Grilled Caesar Salad is a smokey spin to the classic recipe. Leafy sections of romaine are seared on the barbecue to create a lightly charred texture. The flavors come together with a drizzle of creamy homemade caesar dressing, croutons, and parmesan cheese.
Switch up your typical salad game by grilling the lettuce! The contrast between crisp leaves with lightly grilled warm pieces is unexpectedly delicious. Looking for more tasty salad recipes? Then try Greek Broccoli Pasta Salad, Farro Caprese Salad, or Summer Corn Salad.
Grilled Caesar Salad
Caesar salad is a staple on restaurant menus, but it can be easily made at home. Crisp chopped greens tossed in a creamy anchovy dressing is a classic combination. To take the taste to the next level, the lettuce is grilled to add a hint of char flavor.
It’s important to use hearty types of lettuce like romaine for this recipe. The sturdy structure keeps makes it easy to sear on the grill. This dish is great to make during the summer when you want to cook every meal outdoors.
How to make Grilled Caesar Salad
- Whisk together mayonnaise, lemon juice, anchovy paste, garlic, salt, and pepper.
- Slowly drizzle and whisk in olive oil into the dressing until smooth and creamy.
- Cut the romaine lettuce into quarters. Brush with olive oil and season with salt.
- Heat the grill to medium-high and grease the grates.
- Place the lettuce cut side down, cook until light grill marks appear, 1 to 2 minutes.
- Repeat on the other cut side.
- Serve grilled romaine with caesar dressing, croutons, and parmesan cheese.
How do you grill romaine lettuce?
Learning how to grill romaine is easy! Depending on how large the head of lettuce is, cut it in half or into quarters. To prevent the lettuce from sticking to the grill lightly brush some olive oil on the cut sides. I like to season it with a little bit of kosher salt to enhance the savory flavor.

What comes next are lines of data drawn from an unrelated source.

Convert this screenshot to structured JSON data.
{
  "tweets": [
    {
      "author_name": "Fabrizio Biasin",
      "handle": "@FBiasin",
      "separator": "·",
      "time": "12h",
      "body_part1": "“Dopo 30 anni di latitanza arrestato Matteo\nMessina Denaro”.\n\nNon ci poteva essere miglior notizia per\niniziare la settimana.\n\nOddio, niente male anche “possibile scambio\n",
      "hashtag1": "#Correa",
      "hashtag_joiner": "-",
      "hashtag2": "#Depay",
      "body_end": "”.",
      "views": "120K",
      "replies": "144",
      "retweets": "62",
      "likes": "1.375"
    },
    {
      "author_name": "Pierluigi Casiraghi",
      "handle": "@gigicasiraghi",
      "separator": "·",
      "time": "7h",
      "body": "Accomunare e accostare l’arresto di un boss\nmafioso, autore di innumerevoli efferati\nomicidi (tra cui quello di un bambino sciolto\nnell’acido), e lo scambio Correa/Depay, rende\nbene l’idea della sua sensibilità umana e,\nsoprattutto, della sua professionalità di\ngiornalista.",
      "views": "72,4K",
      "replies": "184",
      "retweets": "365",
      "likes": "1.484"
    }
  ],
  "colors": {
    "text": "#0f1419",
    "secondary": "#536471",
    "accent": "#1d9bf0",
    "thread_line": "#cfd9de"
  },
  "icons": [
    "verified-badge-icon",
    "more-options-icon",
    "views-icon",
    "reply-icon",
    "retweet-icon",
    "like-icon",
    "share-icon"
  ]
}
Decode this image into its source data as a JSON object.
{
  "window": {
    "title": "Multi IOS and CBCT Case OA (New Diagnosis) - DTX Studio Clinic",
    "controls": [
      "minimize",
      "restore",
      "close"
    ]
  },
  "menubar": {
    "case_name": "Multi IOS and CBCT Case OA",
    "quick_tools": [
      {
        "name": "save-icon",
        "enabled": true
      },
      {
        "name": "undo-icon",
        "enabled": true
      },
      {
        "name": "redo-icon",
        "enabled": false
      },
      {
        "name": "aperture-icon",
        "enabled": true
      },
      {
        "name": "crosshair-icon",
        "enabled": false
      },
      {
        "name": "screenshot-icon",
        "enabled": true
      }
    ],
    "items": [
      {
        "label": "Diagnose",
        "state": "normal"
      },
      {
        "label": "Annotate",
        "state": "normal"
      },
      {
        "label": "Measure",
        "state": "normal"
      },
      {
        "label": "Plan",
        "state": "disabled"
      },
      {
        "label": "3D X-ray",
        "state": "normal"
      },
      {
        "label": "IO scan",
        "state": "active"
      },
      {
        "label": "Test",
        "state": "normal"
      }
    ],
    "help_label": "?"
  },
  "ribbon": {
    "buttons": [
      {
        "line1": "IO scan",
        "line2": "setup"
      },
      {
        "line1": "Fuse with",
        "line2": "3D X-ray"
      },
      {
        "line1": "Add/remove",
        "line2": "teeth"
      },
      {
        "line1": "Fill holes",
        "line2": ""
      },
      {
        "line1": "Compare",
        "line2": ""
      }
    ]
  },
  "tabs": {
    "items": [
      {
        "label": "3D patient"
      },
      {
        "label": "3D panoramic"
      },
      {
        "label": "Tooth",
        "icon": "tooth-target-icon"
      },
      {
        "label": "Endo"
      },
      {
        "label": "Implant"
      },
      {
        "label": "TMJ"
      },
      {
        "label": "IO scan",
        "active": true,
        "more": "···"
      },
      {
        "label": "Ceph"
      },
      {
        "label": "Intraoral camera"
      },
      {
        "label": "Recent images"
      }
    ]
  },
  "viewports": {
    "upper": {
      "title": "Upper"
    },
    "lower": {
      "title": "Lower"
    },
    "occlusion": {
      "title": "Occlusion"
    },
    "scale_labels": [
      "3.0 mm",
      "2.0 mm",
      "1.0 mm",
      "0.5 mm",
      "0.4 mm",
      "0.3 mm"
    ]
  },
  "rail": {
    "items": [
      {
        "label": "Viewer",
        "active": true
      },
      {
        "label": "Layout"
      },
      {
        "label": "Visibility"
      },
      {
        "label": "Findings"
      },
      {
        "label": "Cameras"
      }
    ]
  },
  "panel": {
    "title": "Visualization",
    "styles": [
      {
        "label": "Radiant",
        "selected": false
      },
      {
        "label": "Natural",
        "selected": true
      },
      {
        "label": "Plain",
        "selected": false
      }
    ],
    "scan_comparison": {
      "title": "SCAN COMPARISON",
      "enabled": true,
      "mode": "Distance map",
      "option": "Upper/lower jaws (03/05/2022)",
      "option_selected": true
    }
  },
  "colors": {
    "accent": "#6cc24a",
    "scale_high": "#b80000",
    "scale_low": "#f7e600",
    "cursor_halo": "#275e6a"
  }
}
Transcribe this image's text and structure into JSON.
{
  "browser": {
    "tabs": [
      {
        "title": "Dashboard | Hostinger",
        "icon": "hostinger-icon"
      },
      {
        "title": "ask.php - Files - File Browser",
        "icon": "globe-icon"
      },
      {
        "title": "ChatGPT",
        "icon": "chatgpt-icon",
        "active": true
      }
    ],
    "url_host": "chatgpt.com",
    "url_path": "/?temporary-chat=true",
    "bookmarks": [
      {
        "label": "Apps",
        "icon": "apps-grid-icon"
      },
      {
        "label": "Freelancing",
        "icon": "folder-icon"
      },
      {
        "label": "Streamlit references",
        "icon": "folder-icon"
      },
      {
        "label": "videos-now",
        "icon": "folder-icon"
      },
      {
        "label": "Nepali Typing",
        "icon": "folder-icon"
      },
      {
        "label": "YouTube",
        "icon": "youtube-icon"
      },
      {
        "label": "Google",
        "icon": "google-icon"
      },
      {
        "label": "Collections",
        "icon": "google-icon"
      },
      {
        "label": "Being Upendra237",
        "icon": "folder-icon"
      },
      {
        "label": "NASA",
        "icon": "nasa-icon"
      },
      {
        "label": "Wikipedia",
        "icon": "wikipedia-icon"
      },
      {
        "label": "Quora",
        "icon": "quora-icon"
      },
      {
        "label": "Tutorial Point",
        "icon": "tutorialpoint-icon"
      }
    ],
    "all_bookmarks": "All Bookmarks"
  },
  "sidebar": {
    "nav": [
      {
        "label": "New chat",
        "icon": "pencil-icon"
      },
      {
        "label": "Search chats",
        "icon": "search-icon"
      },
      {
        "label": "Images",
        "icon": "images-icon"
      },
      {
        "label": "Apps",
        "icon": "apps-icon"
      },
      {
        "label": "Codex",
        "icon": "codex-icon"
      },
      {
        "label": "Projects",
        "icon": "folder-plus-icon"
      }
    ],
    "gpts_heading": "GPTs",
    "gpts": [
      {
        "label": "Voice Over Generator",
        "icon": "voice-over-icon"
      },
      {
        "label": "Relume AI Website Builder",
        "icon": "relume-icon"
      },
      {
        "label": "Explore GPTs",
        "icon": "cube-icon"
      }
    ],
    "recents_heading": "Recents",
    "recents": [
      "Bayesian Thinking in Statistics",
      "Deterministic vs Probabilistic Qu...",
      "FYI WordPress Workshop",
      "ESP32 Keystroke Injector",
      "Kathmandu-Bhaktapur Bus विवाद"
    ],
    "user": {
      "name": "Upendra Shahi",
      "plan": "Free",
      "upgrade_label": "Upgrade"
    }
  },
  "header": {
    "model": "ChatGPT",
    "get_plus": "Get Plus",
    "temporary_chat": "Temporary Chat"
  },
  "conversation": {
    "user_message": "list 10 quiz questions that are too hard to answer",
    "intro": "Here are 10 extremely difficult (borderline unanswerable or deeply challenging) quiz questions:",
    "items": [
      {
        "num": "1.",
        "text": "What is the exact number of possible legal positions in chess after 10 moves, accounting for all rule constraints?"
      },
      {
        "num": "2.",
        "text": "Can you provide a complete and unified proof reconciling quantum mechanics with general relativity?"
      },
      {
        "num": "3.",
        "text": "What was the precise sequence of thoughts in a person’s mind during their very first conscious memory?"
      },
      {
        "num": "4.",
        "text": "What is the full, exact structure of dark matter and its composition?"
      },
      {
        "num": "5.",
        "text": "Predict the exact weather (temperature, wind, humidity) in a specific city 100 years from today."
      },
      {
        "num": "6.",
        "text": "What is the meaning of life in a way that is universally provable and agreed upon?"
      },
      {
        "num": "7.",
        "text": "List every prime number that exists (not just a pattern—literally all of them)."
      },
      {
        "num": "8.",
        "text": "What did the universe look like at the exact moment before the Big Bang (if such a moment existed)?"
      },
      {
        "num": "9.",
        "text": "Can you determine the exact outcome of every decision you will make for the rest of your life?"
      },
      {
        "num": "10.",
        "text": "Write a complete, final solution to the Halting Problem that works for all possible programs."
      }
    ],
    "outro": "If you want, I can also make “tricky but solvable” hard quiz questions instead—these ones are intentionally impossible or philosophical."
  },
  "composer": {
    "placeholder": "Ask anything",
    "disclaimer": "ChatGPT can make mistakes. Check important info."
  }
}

Sear the lettuce for just a few minutes until light grill marks appear and the edges become toasted. The lettuce should not be completely wilted. The warm edges and cool centers make for a nice taste-texture variation.
How do you make caesar dressing?
The essential ingredients are anchovy paste, parmesan cheese, lemon juice, egg yolks, mustard, minced garlic cloves, and extra-virgin olive oil. I often make a classic caesar salad using egg yolks for the dressing.
If you’re hesitant about using raw eggs, substituting some mayonnaise is a great solution. I did that for this recipe. It has pasteurized yolks and provides a creamy mouthfeel.
What toppings do you add?
Freshly grated aged parmesan cheese is always a must. I love how restaurants add a big speck of black pepper right before eating the salad and have been doing that at home every since.
Whenever I have leftover bread slices or loaves, I make homemade croutons. It’s super easy to prepare and stores for months! Since you have the barbecue fired up, for a more hearty entree salad, add some chopped grilled chicken.
Looking for more grilled salad recipes? Try these ones!
Grilled Caesar Salad
Grilled Caesar Salad with leafy sections of romaine seared on the barbecue to create a lightly charred texture then drizzled in homemade dressing.
- ¼ cup mayonnaise
- 2 tablespoons lemon juice
- 1 tablespoon anchovy paste
- 1 teaspoon dijon mustard
- ½ teaspoon minced garlic
- ½ teaspoon kosher salt plus more for seasoning
- 1/4 teaspoon black pepper plus more for seasoning
- ½ cup extra-virgin olive oil plus more for brushing
- ¼ cup parmesan cheese finely grated, plus more for garnish
- 2 hearts romaine
- 1 cup croutons
In a medium bowl whisk together mayonnaise, lemon juice, anchovy paste, mustard, garlic, salt, and pepper.
Slowly whisk in olive oil until a thickened dressing is formed. Add the parmesan cheese and whisk to combine.
Cut romaine lettuce heads in quarters lengthwise leaving the cores intact. This will yield eight sections. If the lettuce head is small, keep it in halves.
Brush olive oil on the cut sides of the lettuce. Lightly season with salt.
Preheat grill over medium-high heat (350 to 400ºF). Carefully grease the cooking grates with tongs using a paper towel dipped in oil.
Once the grates are hot, place the Romaine lettuce cut side down on the grill. Press the lettuce down so it creates direct contact with hot grates. Cook until lightly charred, 1 to 2 minutes.
Flip to the other cut side and grill 1 to 2 additional minutes.
Transfer grilled lettuce to serving plates.
Drizzle with Caesar dressing and top with freshly cracked black, parmesan cheese, and croutons.